Des scénarios pour l’avenir
Pour que les marchés fonctionnent correctement, pour qu’ils allouent des ressources et fassent en sorte que l’offre réponde à la demande, nous devons d’abord tenter d’en savoir plus sur la demande de métaux et de minéraux de demain, via des scénarios pour l’avenir. Des métaux tels que le cuivre et l’aluminium pour la conduction électrique, ainsi que des batteries et d’autres infrastructures seront essentiels aux systèmes bas carbone fonctionnant avec l’électricité, explique Thomas Graedel, spécialiste de l’écologie industrielle à Yale. Comme il l’indique, si le changement technologique est en grande partie imprévisible, les travaux de projection sur la demande de métaux évoquent 2,5 à 4 fois la demande actuelle, et 3 à 4 fois la production actuelle d’ici au milieu du siècle. 


L’industrie automobile est une source majeure de croissance potentielle de la demande. Si le marché automobile américain passait de l’acier à l’aluminium dans les SUV, les camionnettes, les monospaces et partout où il n’est pas encore utilisé, la demande d’aluminium de ce secteur augmenterait de 40 à 70 % aux États-Unis et en Europe occidentale. En ce qui concerne le cuivre, les véhicules électriques hybrides utilisent 30 kg de cuivre par unité, tandis que les véhicules électriques à batterie en utilisent 60 à 80 kg par unité.


En plus des principaux métaux, comme le cuivre et l’aluminium, la demande de métaux « accompagnateurs » comme l’indium et le gallium progresse. Ces matériaux composant les cellules solaires, ainsi que de nombreux autres minéraux mineurs, sont produits uniquement, ou principalement, comme des produits dérivés : par exemple, l’indium est un produit dérivé du traitement du zinc, tandis que le gallium est un produit dérivé de l’aluminium. Si la production des principaux métaux baisse, il en sera de même pour la production de ces métaux secondaires.  
Selon certaines estimations, en 2050, les technologies bas carbone à elles seules feront augmenter la demande de 10 % par rapport à aujourd’hui, ce qui exerce des pressions supplémentaires sur les ressources. Toutefois, selon Sangwon Suh, de l’Université de Californie à Berkeley, il n’y a aucune raison de céder à la panique à l’heure actuelle.
 
L’efficacité des ressources à l’épreuve de l’économie
Les marchés assurent-ils leur rôle, alors ? Globalement, oui, explique Cameron Hepburn, économiste à Oxford. Les prix envoient des signaux efficaces au marché, incitant les entreprises à trouver de nouvelles sources de matériaux et des manières plus efficaces de les utiliser. Dans une certaine mesure, la rareté ou la disponibilité des ressources est prise en compte.

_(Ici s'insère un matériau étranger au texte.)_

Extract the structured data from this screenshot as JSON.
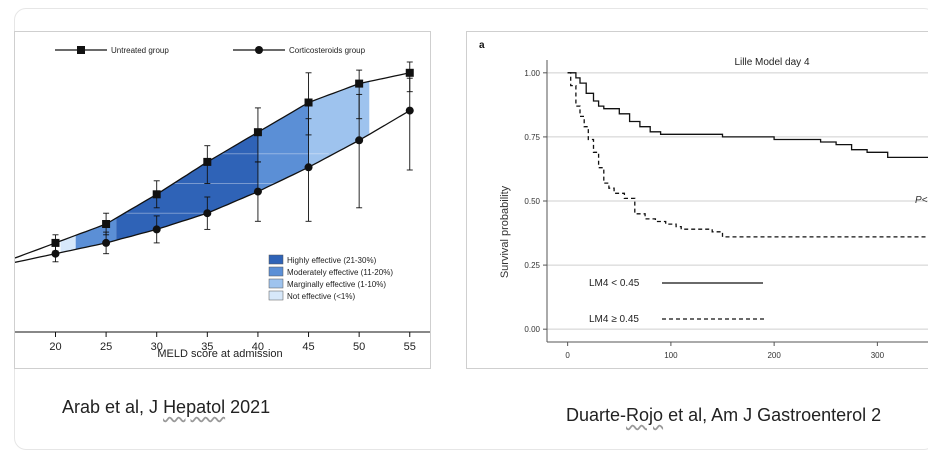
{
  "colors": {
    "highly": "#2f63b7",
    "moderately": "#5b8fd6",
    "marginally": "#9ec3ee",
    "not_effective": "#d7e8fa",
    "line": "#111111",
    "grid": "#cfcfcf"
  },
  "chart_data": [
    {
      "type": "line",
      "title": "",
      "xlabel": "MELD score at admission",
      "ylabel": "",
      "xlim": [
        16,
        57
      ],
      "ylim": [
        0,
        1
      ],
      "x_ticks": [
        20,
        25,
        30,
        35,
        40,
        45,
        50,
        55
      ],
      "x_tick_labels": [
        "20",
        "25",
        "30",
        "35",
        "40",
        "45",
        "50",
        "55"
      ],
      "series": [
        {
          "name": "Untreated group",
          "marker": "square",
          "x": [
            20,
            25,
            30,
            35,
            40,
            45,
            50,
            55
          ],
          "y": [
            0.33,
            0.4,
            0.51,
            0.63,
            0.74,
            0.85,
            0.92,
            0.96
          ],
          "err_low": [
            0.3,
            0.36,
            0.46,
            0.55,
            0.63,
            0.73,
            0.79,
            0.89
          ],
          "err_high": [
            0.36,
            0.44,
            0.56,
            0.69,
            0.83,
            0.96,
            0.97,
            1.0
          ]
        },
        {
          "name": "Corticosteroids group",
          "marker": "circle",
          "x": [
            20,
            25,
            30,
            35,
            40,
            45,
            50,
            55
          ],
          "y": [
            0.29,
            0.33,
            0.38,
            0.44,
            0.52,
            0.61,
            0.71,
            0.82
          ],
          "err_low": [
            0.26,
            0.29,
            0.33,
            0.38,
            0.41,
            0.41,
            0.46,
            0.6
          ],
          "err_high": [
            0.32,
            0.37,
            0.43,
            0.5,
            0.63,
            0.79,
            0.88,
            0.94
          ]
        }
      ],
      "bands": [
        {
          "name": "Highly effective (21-30%)",
          "color": "#2f63b7"
        },
        {
          "name": "Moderately effective (11-20%)",
          "color": "#5b8fd6"
        },
        {
          "name": "Marginally effective (1-10%)",
          "color": "#9ec3ee"
        },
        {
          "name": "Not effective (<1%)",
          "color": "#d7e8fa"
        }
      ],
      "legend": [
        "Untreated group",
        "Corticosteroids group"
      ],
      "legend_placement": "top"
    },
    {
      "type": "line",
      "panel_label": "a",
      "title": "Lille Model day 4",
      "xlabel": "",
      "ylabel": "Survival probability",
      "xlim": [
        -20,
        350
      ],
      "ylim": [
        -0.05,
        1.05
      ],
      "x_ticks": [
        0,
        100,
        200,
        300
      ],
      "x_tick_labels": [
        "0",
        "100",
        "200",
        "300"
      ],
      "y_ticks": [
        0.0,
        0.25,
        0.5,
        0.75,
        1.0
      ],
      "y_tick_labels": [
        "0.00",
        "0.25",
        "0.50",
        "0.75",
        "1.00"
      ],
      "grid": true,
      "series": [
        {
          "name": "LM4 < 0.45",
          "style": "solid",
          "x": [
            0,
            8,
            12,
            18,
            25,
            30,
            35,
            42,
            50,
            60,
            70,
            80,
            90,
            100,
            120,
            150,
            180,
            200,
            215,
            245,
            260,
            275,
            290,
            310,
            350
          ],
          "y": [
            1.0,
            0.98,
            0.96,
            0.92,
            0.89,
            0.87,
            0.86,
            0.86,
            0.84,
            0.81,
            0.79,
            0.77,
            0.76,
            0.76,
            0.76,
            0.75,
            0.75,
            0.74,
            0.74,
            0.73,
            0.72,
            0.7,
            0.69,
            0.67,
            0.67
          ]
        },
        {
          "name": "LM4 ≥ 0.45",
          "style": "dashed",
          "x": [
            0,
            3,
            8,
            12,
            16,
            20,
            25,
            30,
            35,
            40,
            45,
            55,
            65,
            75,
            85,
            95,
            105,
            110,
            120,
            130,
            140,
            150,
            200,
            350
          ],
          "y": [
            1.0,
            0.95,
            0.87,
            0.83,
            0.79,
            0.74,
            0.69,
            0.63,
            0.57,
            0.55,
            0.53,
            0.51,
            0.45,
            0.43,
            0.42,
            0.41,
            0.4,
            0.39,
            0.39,
            0.39,
            0.38,
            0.36,
            0.36,
            0.36
          ]
        }
      ],
      "legend": [
        "LM4 < 0.45",
        "LM4 ≥ 0.45"
      ],
      "legend_placement": "bottom-left",
      "annotation": "P<"
    }
  ],
  "captions": {
    "left": {
      "before": "Arab et al, J ",
      "underlined": "Hepatol",
      "after": " 2021"
    },
    "right": {
      "before": "Duarte-",
      "underlined": "Rojo",
      "after": " et al, Am J Gastroenterol 2"
    }
  }
}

Toutefois, pour l’instant, le niveau élevé des prix a incité la plupart des entreprises à trouver de nouvelles réserves plutôt qu’à utiliser plus efficacement les ressources. Mais qu’en est-il de la prise en compte des externalités négatives, des innovations technologiques et des business models, ainsi que de la gestion à long terme permettant de rendre les ressources disponibles ? Pour ces différents facteurs, les marchés ne sont pas toujours suffisamment efficaces, et dans certaines régions il y a une absence quasi complète de marchés, notamment pour les émissions de carbone.


Le secteur peut prendre ses propres mesures pour encourager une disponibilité des ressources plus durable. Pour préserver ses investissements en R&D des effets de fluctuation du marché, Codelco a créé une filiale spécifique. Celle-ci cherche à développer des innovations qui limiteraient les impacts environnementaux.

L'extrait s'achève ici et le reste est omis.